Wednesday, March 30, 2016

Why Some People Believe Algorithms Rule the World

     As discussed in class, there are different types of algorithms that are well-known around the world.  The two types of algorithms are known as computational algorithms and just plain algorithms.  Computational algorithms are known as being "big data" sets, hidden, or even recursive, while plain algorithms are known to be self-contained, step-by-step set of operations that are to be performed (ex., algebra equations, recipes).  Before discussing these terms in class, I can honestly say that I had never taken the time to actually think about the actual context of an algorithm, or how it could even possibly "rule the world" like said to be in an article written by Arnie Cooper, on
     A guy by the name Christopher Steiner, discussed throughout the written article about how when he wrote his book Automate This: How Algorithms Came to Rule Our World, he wanted to aim on Wall Street primarily.  Instead of focusing on different electronic training networks, he wanted to explore the power of algorithms and the spread that it had on Wall Street and even the touch it holds today on young innovators. 
     Steiner is said to believe that those who design algorithms are "the preeminent entrepreneurs of this generation".  While some may disagree with the statement made by Steiner, he continues to explain himself by saying, "It’s people who are able to write code, not just any code—you’re average developer’s going to make a nice salary—but if that person innovates with code that "solves a problem" the opportunities are huge. This is why places like Y Combinator and all these other seed funding enterprises are booming. If you have the skills, the startup costs are basically zero. It’s your own time. This is not rocket science to use that old cliché; it’s a skill you get by putting time into the medium. It’s not something you need to learn at MIT."
     In addition, Steiner didn't want to give off the impression that he was telling people to not go to college, however; he believes that learning quantitative concepts can build up opportunities to stand out in the job field. He states, "people who are in the sweet spot of the job market right now have two to three years experience in the newest coding languages."

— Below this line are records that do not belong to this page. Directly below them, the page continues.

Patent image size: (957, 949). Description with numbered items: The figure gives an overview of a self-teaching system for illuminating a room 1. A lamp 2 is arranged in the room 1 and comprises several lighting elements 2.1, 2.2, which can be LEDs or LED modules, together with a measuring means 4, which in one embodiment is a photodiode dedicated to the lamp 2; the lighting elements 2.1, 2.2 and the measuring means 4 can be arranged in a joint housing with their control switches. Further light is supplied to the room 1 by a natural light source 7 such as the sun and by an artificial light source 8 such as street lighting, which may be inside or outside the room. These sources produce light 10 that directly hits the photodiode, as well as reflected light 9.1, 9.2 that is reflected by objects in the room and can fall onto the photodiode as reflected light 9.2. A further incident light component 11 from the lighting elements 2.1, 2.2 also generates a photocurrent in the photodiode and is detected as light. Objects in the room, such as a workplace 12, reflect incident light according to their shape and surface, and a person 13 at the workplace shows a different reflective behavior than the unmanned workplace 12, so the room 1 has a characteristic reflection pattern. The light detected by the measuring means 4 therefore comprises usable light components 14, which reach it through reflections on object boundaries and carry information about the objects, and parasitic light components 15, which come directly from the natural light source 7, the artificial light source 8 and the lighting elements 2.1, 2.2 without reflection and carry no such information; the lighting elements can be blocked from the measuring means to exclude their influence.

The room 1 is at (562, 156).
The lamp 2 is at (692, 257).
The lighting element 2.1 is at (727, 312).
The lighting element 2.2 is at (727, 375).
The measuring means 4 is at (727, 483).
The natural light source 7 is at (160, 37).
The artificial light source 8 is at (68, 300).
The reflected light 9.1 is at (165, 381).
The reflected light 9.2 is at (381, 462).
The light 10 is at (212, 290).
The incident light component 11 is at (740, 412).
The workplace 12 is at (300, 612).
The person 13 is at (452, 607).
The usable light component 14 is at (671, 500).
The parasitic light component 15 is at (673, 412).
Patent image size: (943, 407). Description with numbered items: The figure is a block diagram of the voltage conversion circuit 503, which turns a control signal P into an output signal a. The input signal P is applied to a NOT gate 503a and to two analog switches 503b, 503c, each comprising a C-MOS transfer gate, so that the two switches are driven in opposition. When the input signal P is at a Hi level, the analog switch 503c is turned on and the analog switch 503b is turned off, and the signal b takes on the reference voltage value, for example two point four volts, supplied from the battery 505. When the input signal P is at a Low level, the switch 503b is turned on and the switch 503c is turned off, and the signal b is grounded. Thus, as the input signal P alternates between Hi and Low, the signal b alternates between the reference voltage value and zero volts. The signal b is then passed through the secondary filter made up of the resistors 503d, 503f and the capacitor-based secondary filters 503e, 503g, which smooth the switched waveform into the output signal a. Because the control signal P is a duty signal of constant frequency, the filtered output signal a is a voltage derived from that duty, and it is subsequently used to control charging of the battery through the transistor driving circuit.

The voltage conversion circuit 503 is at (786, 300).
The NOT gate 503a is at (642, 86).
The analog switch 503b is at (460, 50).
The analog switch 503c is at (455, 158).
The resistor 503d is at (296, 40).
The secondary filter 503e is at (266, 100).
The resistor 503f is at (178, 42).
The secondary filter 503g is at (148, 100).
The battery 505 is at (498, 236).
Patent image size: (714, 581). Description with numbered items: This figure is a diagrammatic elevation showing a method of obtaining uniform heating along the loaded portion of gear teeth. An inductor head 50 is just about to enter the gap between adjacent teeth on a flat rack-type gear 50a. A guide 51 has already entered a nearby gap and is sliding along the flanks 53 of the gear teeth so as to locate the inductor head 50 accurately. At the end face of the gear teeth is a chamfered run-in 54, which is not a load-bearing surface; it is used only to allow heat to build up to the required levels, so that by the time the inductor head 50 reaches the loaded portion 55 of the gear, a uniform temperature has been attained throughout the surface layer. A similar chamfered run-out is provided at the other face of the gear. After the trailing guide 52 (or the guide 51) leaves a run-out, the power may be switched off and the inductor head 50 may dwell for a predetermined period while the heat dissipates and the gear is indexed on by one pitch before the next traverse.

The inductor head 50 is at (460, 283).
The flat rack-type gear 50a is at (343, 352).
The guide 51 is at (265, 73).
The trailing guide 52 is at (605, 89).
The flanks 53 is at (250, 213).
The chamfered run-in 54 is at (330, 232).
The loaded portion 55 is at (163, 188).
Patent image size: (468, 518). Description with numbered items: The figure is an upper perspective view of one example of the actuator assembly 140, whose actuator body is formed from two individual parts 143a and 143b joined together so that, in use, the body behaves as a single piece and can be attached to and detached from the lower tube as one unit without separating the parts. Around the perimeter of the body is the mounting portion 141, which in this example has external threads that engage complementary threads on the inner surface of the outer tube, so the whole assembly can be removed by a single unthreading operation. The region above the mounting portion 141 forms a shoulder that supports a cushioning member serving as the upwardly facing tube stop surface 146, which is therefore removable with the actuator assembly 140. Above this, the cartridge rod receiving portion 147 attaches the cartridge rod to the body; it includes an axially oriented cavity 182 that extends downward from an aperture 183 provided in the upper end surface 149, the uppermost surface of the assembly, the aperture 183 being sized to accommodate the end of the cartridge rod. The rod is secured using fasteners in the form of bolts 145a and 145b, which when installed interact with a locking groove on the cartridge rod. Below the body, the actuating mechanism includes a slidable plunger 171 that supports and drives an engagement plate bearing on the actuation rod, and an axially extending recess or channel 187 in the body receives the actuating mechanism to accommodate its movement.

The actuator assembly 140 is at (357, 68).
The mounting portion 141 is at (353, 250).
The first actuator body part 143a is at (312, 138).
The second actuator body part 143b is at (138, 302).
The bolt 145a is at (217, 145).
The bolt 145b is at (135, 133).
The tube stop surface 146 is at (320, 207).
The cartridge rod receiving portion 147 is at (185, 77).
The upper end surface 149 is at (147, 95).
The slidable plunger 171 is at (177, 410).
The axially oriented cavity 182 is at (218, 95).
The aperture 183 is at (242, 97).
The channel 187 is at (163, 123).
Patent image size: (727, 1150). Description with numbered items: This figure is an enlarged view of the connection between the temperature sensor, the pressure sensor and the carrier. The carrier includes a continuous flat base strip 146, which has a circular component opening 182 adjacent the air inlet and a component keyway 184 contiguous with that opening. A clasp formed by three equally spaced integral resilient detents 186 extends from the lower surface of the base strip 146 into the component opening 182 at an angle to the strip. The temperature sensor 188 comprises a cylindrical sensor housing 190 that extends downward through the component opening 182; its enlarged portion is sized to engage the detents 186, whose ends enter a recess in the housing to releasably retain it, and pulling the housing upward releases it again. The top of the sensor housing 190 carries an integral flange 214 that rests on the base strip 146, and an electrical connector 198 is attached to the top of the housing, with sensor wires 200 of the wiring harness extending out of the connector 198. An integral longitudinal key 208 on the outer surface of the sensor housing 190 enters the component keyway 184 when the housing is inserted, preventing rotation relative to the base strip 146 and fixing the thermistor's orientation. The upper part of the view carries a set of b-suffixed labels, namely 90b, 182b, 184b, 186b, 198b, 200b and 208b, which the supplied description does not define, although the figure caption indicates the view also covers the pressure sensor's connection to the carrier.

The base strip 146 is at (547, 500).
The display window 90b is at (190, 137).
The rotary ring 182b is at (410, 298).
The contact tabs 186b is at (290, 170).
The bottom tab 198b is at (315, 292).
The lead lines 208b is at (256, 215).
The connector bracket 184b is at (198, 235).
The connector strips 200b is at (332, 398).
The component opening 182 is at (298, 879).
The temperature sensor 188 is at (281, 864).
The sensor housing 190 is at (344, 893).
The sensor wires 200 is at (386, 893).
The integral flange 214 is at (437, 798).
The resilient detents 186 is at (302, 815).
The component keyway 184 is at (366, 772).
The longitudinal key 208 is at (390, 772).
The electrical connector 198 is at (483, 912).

     There are many different things that occurred within algorithmic trading that allowed for people to see all of the different layers of software, specifically within algorithms that nobody honestly really knows how one works from the other. Steiner argues that many people don't realize that algorithms are actually doing a lot more than just automating stock trades.  For example, most people don't realize how customer service requests are taken care of, and "when people call these big companies like their health insurer or telecom company, they’re actually being categorized, sliced, diced and parsed by a bot."
     It is clear to see that Steiner has a different outlook on algorithms than most people do.  It takes people like him to be open to seeing and realizing different sides and pointing out the positives that result.  Overall, I not only enjoyed this article, but was very intrigued by the idea of an algorithm and how it truly plays into our everyday life.